33. Onde Kant viu o fracasso da razão diante de um “estado de natureza”, Simondon vê a oportunidade para criar um novo tipo de conhecimento que serve como propedêutica para o salto na ontogênese, e o ser não é redutível a uma categoria lógica, mas é real, e a ontogênese é uma ontologia “pré-crítica” que permite a apreensão do vir-a-ser como o evento puro do devir.
34. A teoria da emoção neste capítulo final amplifica a crítica ao esquema hilomórfico, e para apreender verdadeiramente a forma no ato de sua vinda à presença, deve-se pensar através da operação de individuação que excede a forma realizada, sendo necessário “pensar a realização da forma a partir da individuação, mas não a individuação a partir do paradigma da realização da forma”.

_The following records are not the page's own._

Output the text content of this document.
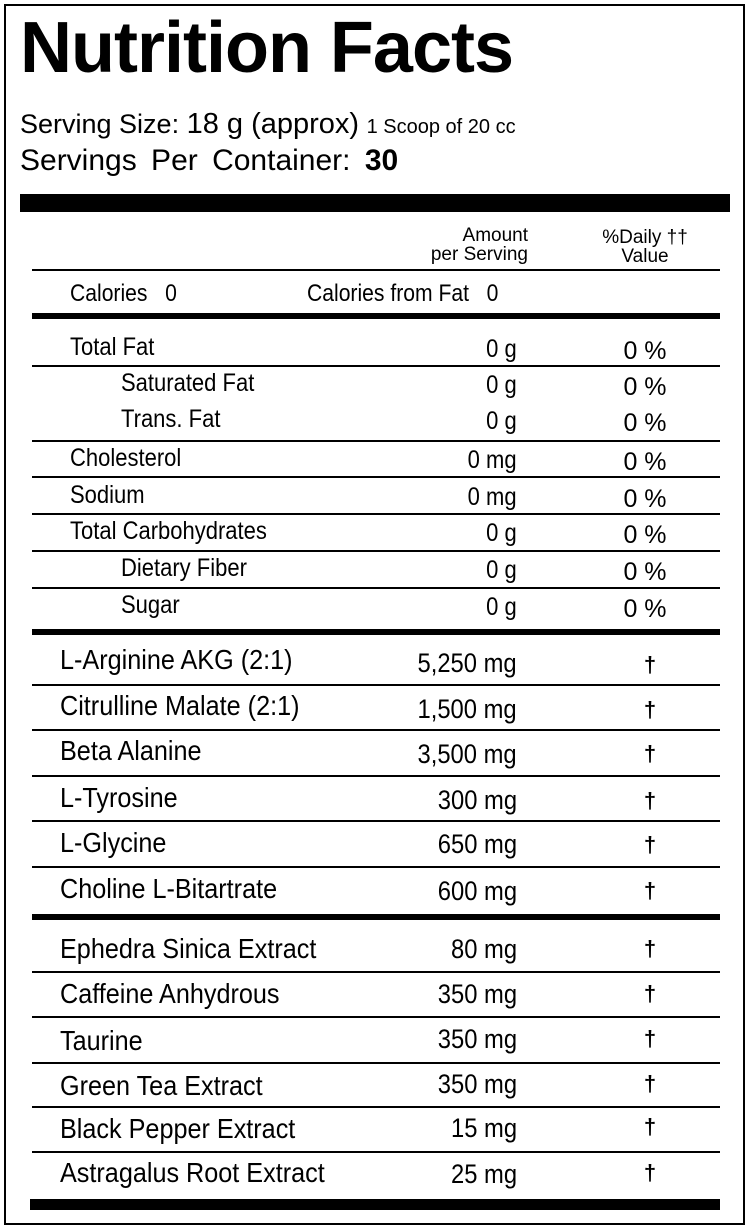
Nutrition Facts
Serving Size: 18 g (approx) 1 Scoop of 20 cc
Servings Per Container: 30
Amount
per Serving
%Daily ††
Value
Calories 0	Calories from Fat 0
Total Fat	0 g	0 %
Saturated Fat	0 g	0 %
Trans. Fat	0 g	0 %
Cholesterol	0 mg	0 %
Sodium	0 mg	0 %
Total Carbohydrates	0 g	0 %
Dietary Fiber	0 g	0 %
Sugar	0 g	0 %
L-Arginine AKG (2:1)	5,250 mg	†
Citrulline Malate (2:1)	1,500 mg	†
Beta Alanine	3,500 mg	†
L-Tyrosine	300 mg	†
L-Glycine	650 mg	†
Choline L-Bitartrate	600 mg	†
Ephedra Sinica Extract	80 mg	†
Caffeine Anhydrous	350 mg	†
Taurine	350 mg	†
Green Tea Extract	350 mg	†
Black Pepper Extract	15 mg	†
Astragalus Root Extract	25 mg	†
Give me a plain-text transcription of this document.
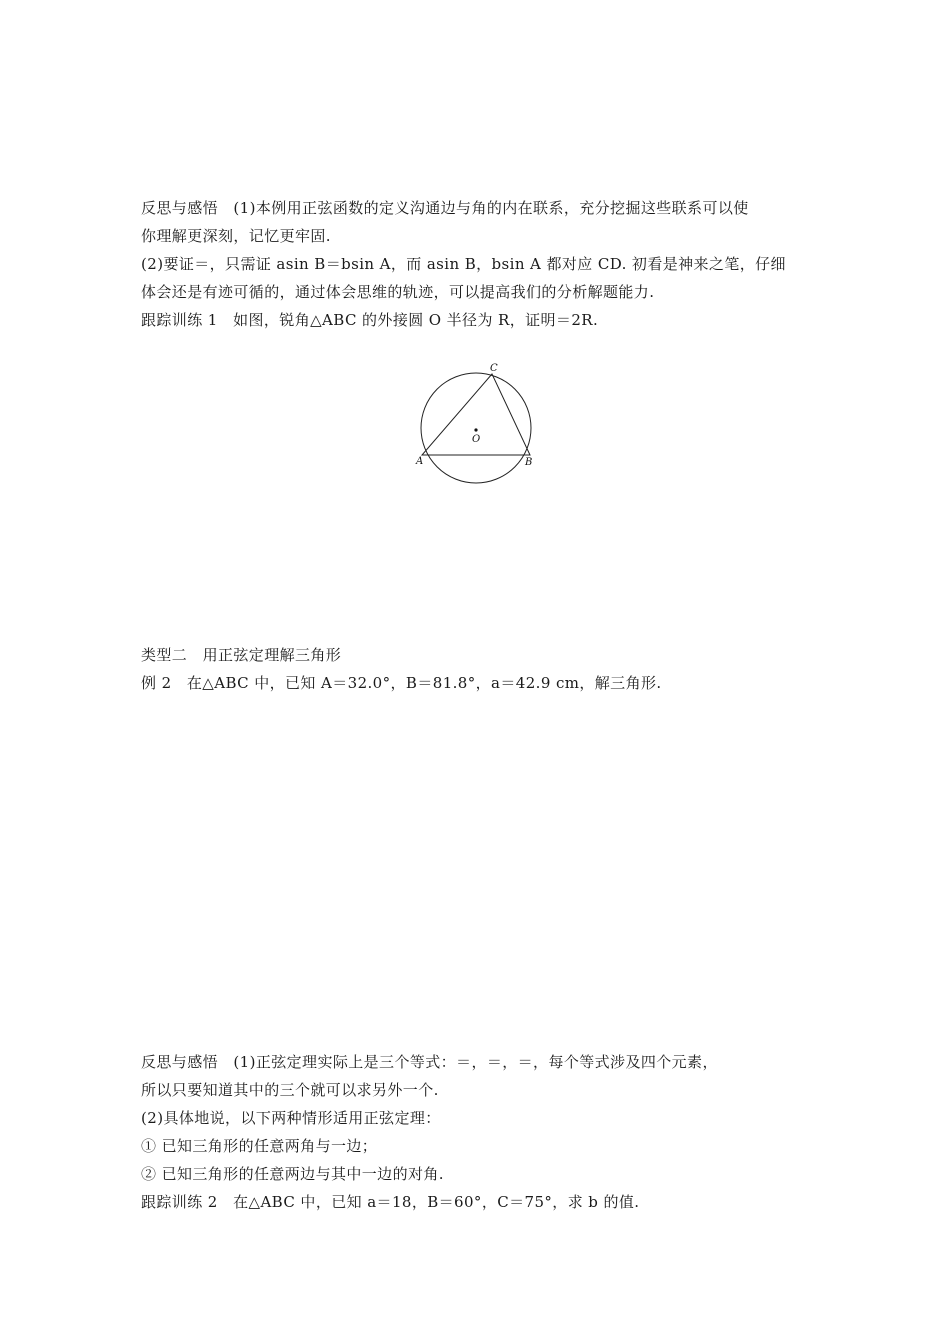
反思与感悟　(1)本例用正弦函数的定义沟通边与角的内在联系，充分挖掘这些联系可以使
你理解更深刻，记忆更牢固.
(2)要证＝，只需证 asin B＝bsin A，而 asin B，bsin A 都对应 CD. 初看是神来之笔，仔细
体会还是有迹可循的，通过体会思维的轨迹，可以提高我们的分析解题能力.
跟踪训练 1　如图，锐角△ABC 的外接圆 O 半径为 R，证明＝2R.
C
A	B
O
类型二　用正弦定理解三角形
例 2　在△ABC 中，已知 A＝32.0°，B＝81.8°，a＝42.9 cm，解三角形.
反思与感悟　(1)正弦定理实际上是三个等式：＝，＝，＝，每个等式涉及四个元素，
所以只要知道其中的三个就可以求另外一个.
(2)具体地说，以下两种情形适用正弦定理：
① 已知三角形的任意两角与一边；
② 已知三角形的任意两边与其中一边的对角.
跟踪训练 2　在△ABC 中，已知 a＝18，B＝60°，C＝75°，求 b 的值.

35. A “zona obscura”, que é precisamente a “zona operacional central”, fornece um modelo para todo processo lógico pelo qual um papel fundamental pode ser atribuído aos casos-limite, e essa noção é apropriada por Deleuze e Agamben, onde a “zona de indistinção” marca o limiar do poder constituinte em relação ao poder constituído.
36. A realidade grupal não é um fato sociológico que vem após a individuação que funda o coletivo, nem o grupo precede a individuação, e o verdadeiro coletivo é contemporâneo da operação de individuação, sendo a relação concebida não como relação entre termos pré-existentes, mas como um regime recíproco de troca de informação e causalidade em um sistema que se individua.
37. O coletivo nasce da carga de pré-individualidade dentro de todo ser individado e não pode ser atribuído ao encontro entre uma forma e uma matéria já existentes, e essa carga de natureza fornece a condição para o nascimento de uma relação intersubjetiva, possuindo sua própria ontogênese.
38. A explicação puramente psicológica da emoção é rejeitada por Simondon porque a emoção manifesta os remanescentes do pré-individual como parte constitutiva do ser individado, sendo a troca, dentro do sujeito, entre a carga da natureza e as estruturas estáveis do ser individado, e prefigura a descoberta do coletivo.
39. A emoção não é a desorganização do sujeito, mas “o início de uma nova estruturação” que se estabiliza no momento da emergência do coletivo, e o instante essencial da emoção é a individuação do coletivo, onde a incompatibilidade entre a carga de natureza e a realidade individada se coalesce na “latência emocional”.
40. A emoção é mais essencialmente uma estrutura do ser, a “zona obscura da relação psicossomática”, através da qual um ser individado expressa sua possível participação em outras individuações ocultas, e o social e o individual são apenas extremos antitéticos que marcam os limites mobilizadores, nunca absolutos, do transindividual.